Os olhos azuis passearam por meu corpo e pararam na cintura. Ela tocou meu quadril, depois foi deslizando a mão devagar, descendo.

— Explorando? — provoquei.

Ela assentiu, depois me agarrou com uma das mãos.

Meus joelhos tremeram, e um gemido escapou da minha boca. O toque era elétrico, como se os dedos projetassem ondas de energia através da minha pele. Os lábios carnudos estavam comprimidos em sinal de concentração.

— Chega disso. — Minhas terminações nervosas respondiam ao fascínio dela por meu corpo. — Ou vou passar vergonha, e ninguém quer isso.

Os olhos de Blake encontraram os meus.

— Eu sei o que eu quero.

— Ah, é? — Cruzei as mãos atrás da cabeça. — O quê? Bolo?

— É, Ian. — Ela se debruçou sobre mim, e a pele quente fez contato com meu corpo. — Quero bolo.

— Sirva-se. — O jeito como ela se movia sobre mim era quase hipnótico. — Mas tenho mais algumas ideias.

— Que bom — ela sorriu.

E relaxou.

Movimento errado.

Segundos depois, eu estava em cima dela no chão, no tapete macio.

— Melhor que bolo... quero sentir seu gosto. — Capturei um seio com a boca e passei a língua em torno do mamilo.

— Ian! — Blake riu e arqueou as costas, depois cruzou os tornozelos atrás de mim.

— Shhh. Estou curtindo o momento aqui.

— Com meus peitos?

— Nunca tive uma conversa particular com eles, sabe? Com cada um deles. E é importante não demonstrar favoritismo no quarto... essa é outra regra. — Soprei a pele onde minha boca estava pouco antes. — Caso não saiba.

— O que está fazendo comigo? — ela gemeu.

— Tudo que posso fazer sem morrer de desidratação ou nos mandar para a cadeia.

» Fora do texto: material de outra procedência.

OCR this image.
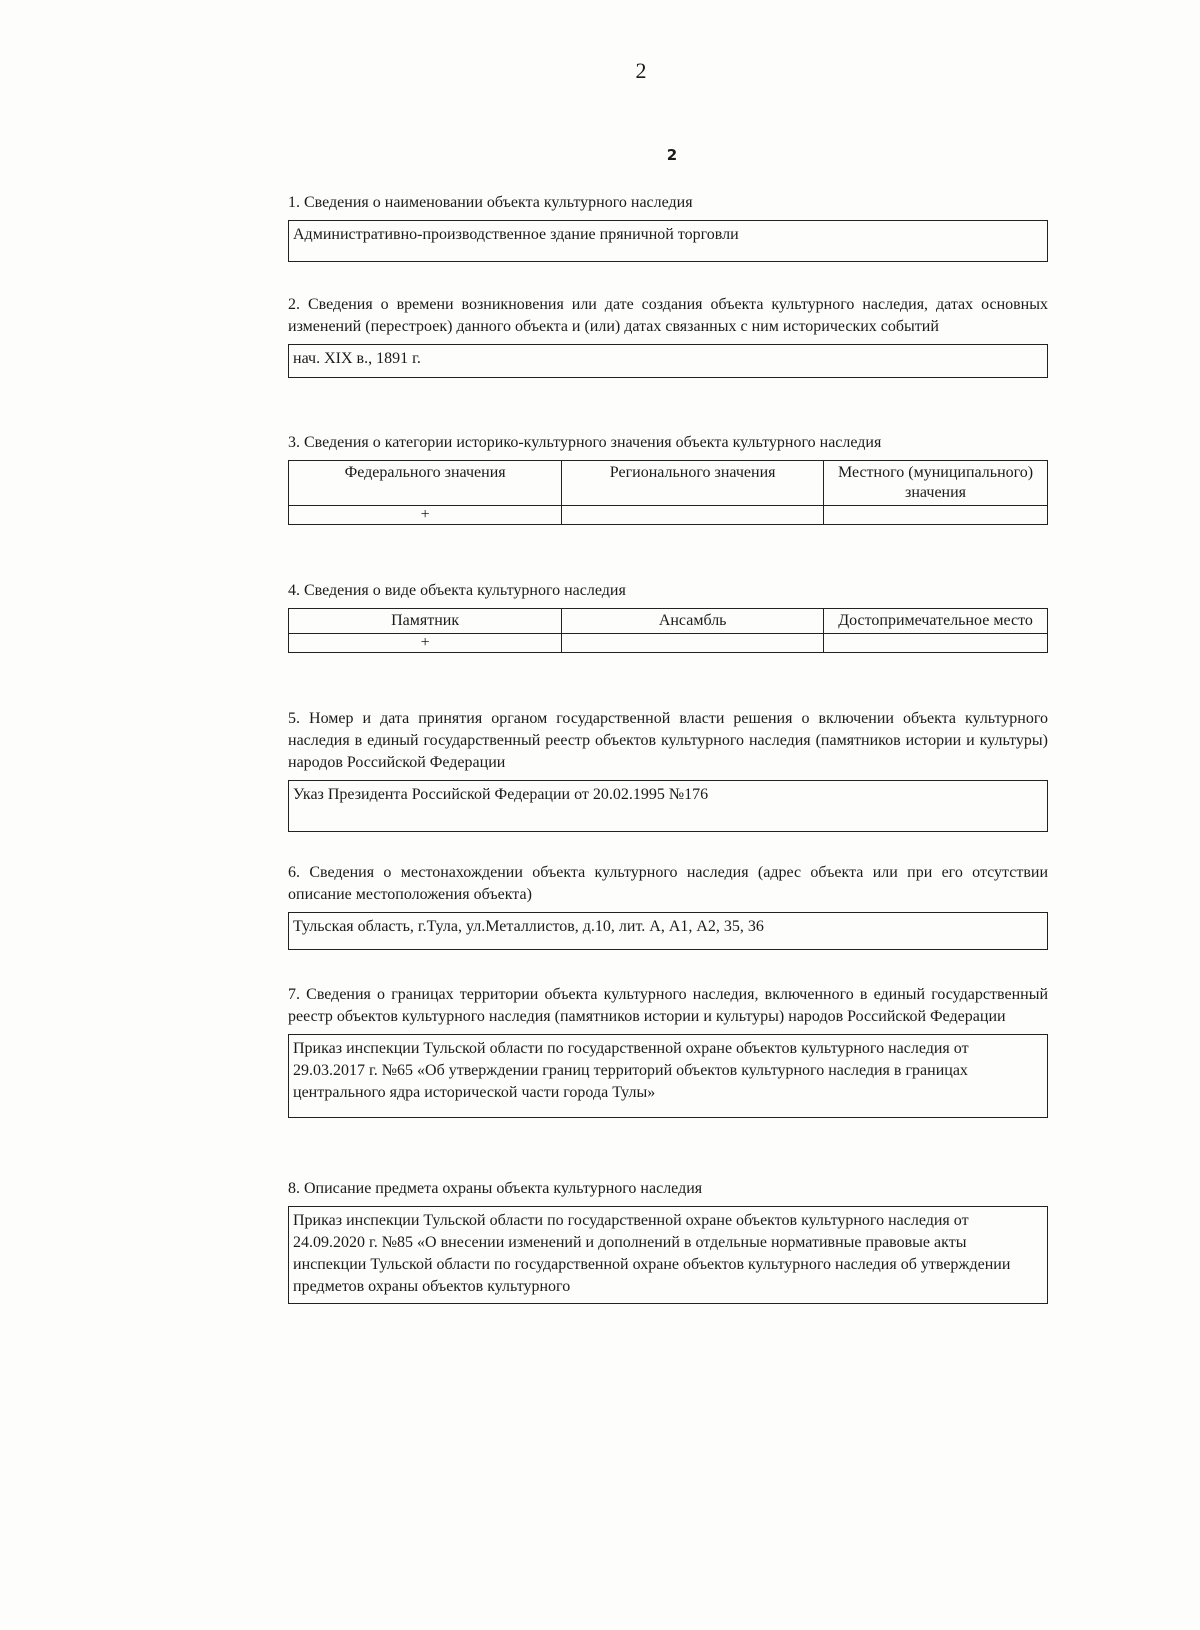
2
2

1. Сведения о наименовании объекта культурного наследия

Административно-производственное здание пряничной торговли

2. Сведения о времени возникновения или дате создания объекта культурного наследия, датах основных изменений (перестроек) данного объекта и (или) датах связанных с ним исторических событий

нач. XIX в., 1891 г.

3. Сведения о категории историко-культурного значения объекта культурного наследия

Федерального значения	Регионального значения	Местного (муниципального) значения
+		

4. Сведения о виде объекта культурного наследия

Памятник	Ансамбль	Достопримечательное место
+		

5. Номер и дата принятия органом государственной власти решения о включении объекта культурного наследия в единый государственный реестр объектов культурного наследия (памятников истории и культуры) народов Российской Федерации

Указ Президента Российской Федерации от 20.02.1995 №176

6. Сведения о местонахождении объекта культурного наследия (адрес объекта или при его отсутствии описание местоположения объекта)

Тульская область, г.Тула, ул.Металлистов, д.10, лит. А, А1, А2, 35, 36

7. Сведения о границах территории объекта культурного наследия, включенного в единый государственный реестр объектов культурного наследия (памятников истории и культуры) народов Российской Федерации

Приказ инспекции Тульской области по государственной охране объектов культурного наследия от 29.03.2017 г. №65 «Об утверждении границ территорий объектов культурного наследия в границах центрального ядра исторической части города Тулы»

8. Описание предмета охраны объекта культурного наследия

Приказ инспекции Тульской области по государственной охране объектов культурного наследия от 24.09.2020 г. №85 «О внесении изменений и дополнений в отдельные нормативные правовые акты инспекции Тульской области по государственной охране объектов культурного наследия об утверждении предметов охраны объектов культурного
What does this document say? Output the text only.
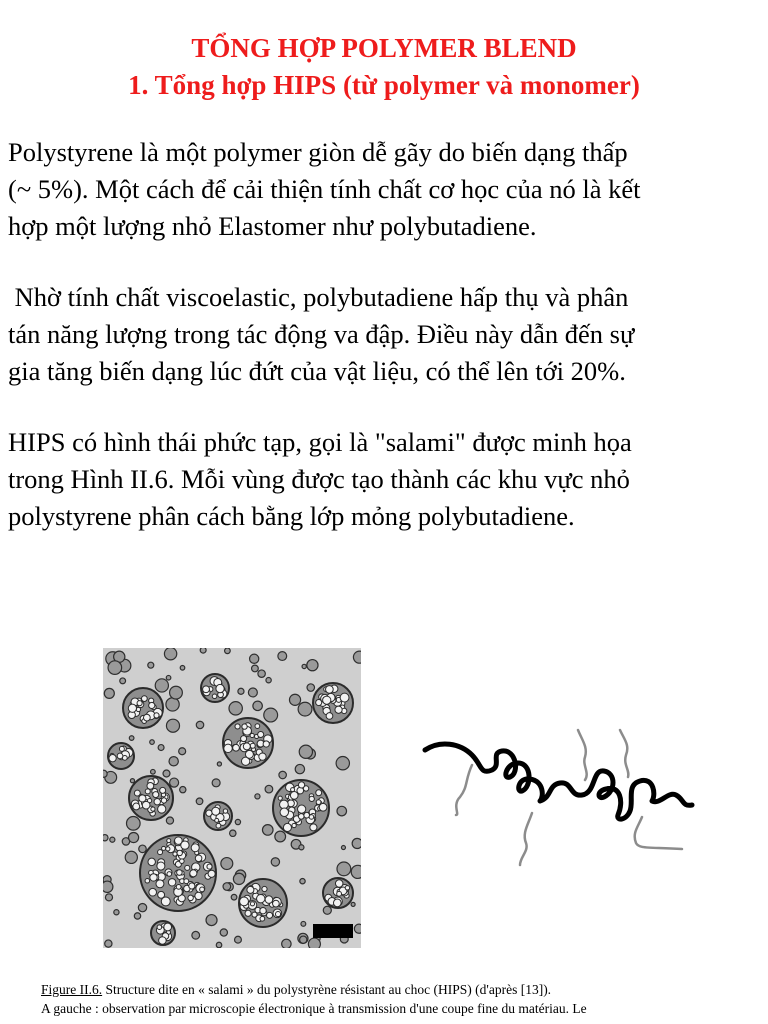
TỔNG HỢP POLYMER BLEND

1. Tổng hợp HIPS (từ polymer và monomer)

Polystyrene là một polymer giòn dễ gãy do biến dạng thấp
(~ 5%). Một cách để cải thiện tính chất cơ học của nó là kết
hợp một lượng nhỏ Elastomer như polybutadiene.
Nhờ tính chất viscoelastic, polybutadiene hấp thụ và phân
tán năng lượng trong tác động va đập. Điều này dẫn đến sự
gia tăng biến dạng lúc đứt của vật liệu, có thể lên tới 20%.
HIPS có hình thái phức tạp, gọi là "salami" được minh họa
trong Hình II.6. Mỗi vùng được tạo thành các khu vực nhỏ
polystyrene phân cách bằng lớp mỏng polybutadiene.

Figure II.6. Structure dite en « salami » du polystyrène résistant au choc (HIPS) (d'après [13]).

A gauche : observation par microscopie électronique à transmission d'une coupe fine du matériau. Le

Tudo bem? — Passei para o outro mamilo. — Porque quero continuar com a conversa por aqui. — Lambi o vale entre os seios. — Se já terminou de falar.

Ela ficou quieta.

Com exceção dos gemidos que escapavam de sua boca.

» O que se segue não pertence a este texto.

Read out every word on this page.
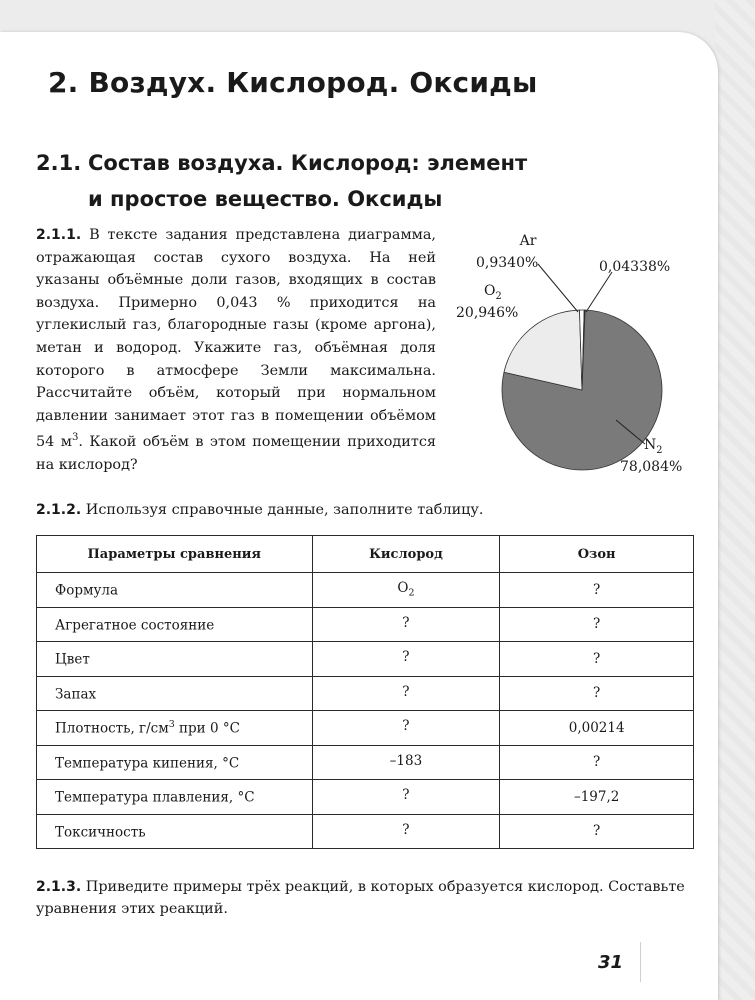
2. Воздух. Кислород. Оксиды
2.1. Состав воздуха. Кислород: элемент
и простое вещество. Оксиды
2.1.1. В тексте задания представлена диаграмма, отражающая состав сухого воздуха. На ней указаны объёмные доли газов, входящих в состав воздуха. Примерно 0,043 % приходится на углекислый газ, благородные газы (кроме аргона), метан и водород. Укажите газ, объёмная доля которого в атмосфере Земли максимальна. Рассчитайте объём, который при нормальном давлении занимает этот газ в помещении объёмом 54 $м^3$. Какой объём в этом помещении приходится на кислород?
Ar
0,9340%	0,04338%
$O_2$
20,946%
$N_2$
78,084%
2.1.2. Используя справочные данные, заполните таблицу.
Параметры сравнения	Кислород	Озон
Формула	$O_2$	?
Агрегатное состояние	?	?
Цвет	?	?
Запах	?	?
Плотность, $г/см^3$ при 0 °С	?	0,00214
Температура кипения, °С	–183	?
Температура плавления, °С	?	–197,2
Токсичность	?	?
2.1.3. Приведите примеры трёх реакций, в которых образуется кислород. Составьте уравнения этих реакций.
31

Tocar Blake era como pular em uma fogueira e descobrir que o fogo não queimava, mas despertava uma necessidade que não podia ser saciada, por mais que eu tentasse. Cada beijo exigia outro, cada gosto da pele — uma mistura de sal e mel —, tudo me deixava mais faminto. Nunca tive esse tipo de necessidade antes, o que me deixava mais aflito para cobrir cada centímetro daquele corpo com a boca.

Blake tentou me segurar, mas afastei suas mãos e segurei seus braços acima da cabeça.

— Não acabei.

— Eu já! — Ela se contorceu.

— Está chegando lá?

— Sim!

— Então curte. — Segurei seus pulsos com uma das mãos, enquanto a outra descia devagar e parava exatamente sobre o ponto onde eu sabia que ela a queria.

— Ian!

Sorrindo, ajoelhei, virei Blake de costas e a puxei lentamente para o meu colo.

— Uau. O quê...?

Nossos corpos se uniram.

A cabeça dela repousou em meu ombro, e meus lábios passearam por seu pescoço no mesmo ritmo que embalava nossos corpos, cada penetração acompanhada por um beijo.

Blake agarrou meus pulsos e pressionou o corpo contra o meu. Seus olhos se fecharam quando a levei à beira da explosão, mas parei.

Ela abriu os olhos.

— Ian, não gosto de implorar.

— E eu não gosto de ver a mulher que eu amo de olhos fechados enquanto explode em meus braços.

Ela manteve os olhos abertos, e eu a penetrei com loucura, gemendo quando senti o corpo dela se contrair em torno do meu. Depois, ela se encostou em mim, relaxada, enquanto eu acariciava seu corpo e sentia a pele aveludada, macia demais para ser real.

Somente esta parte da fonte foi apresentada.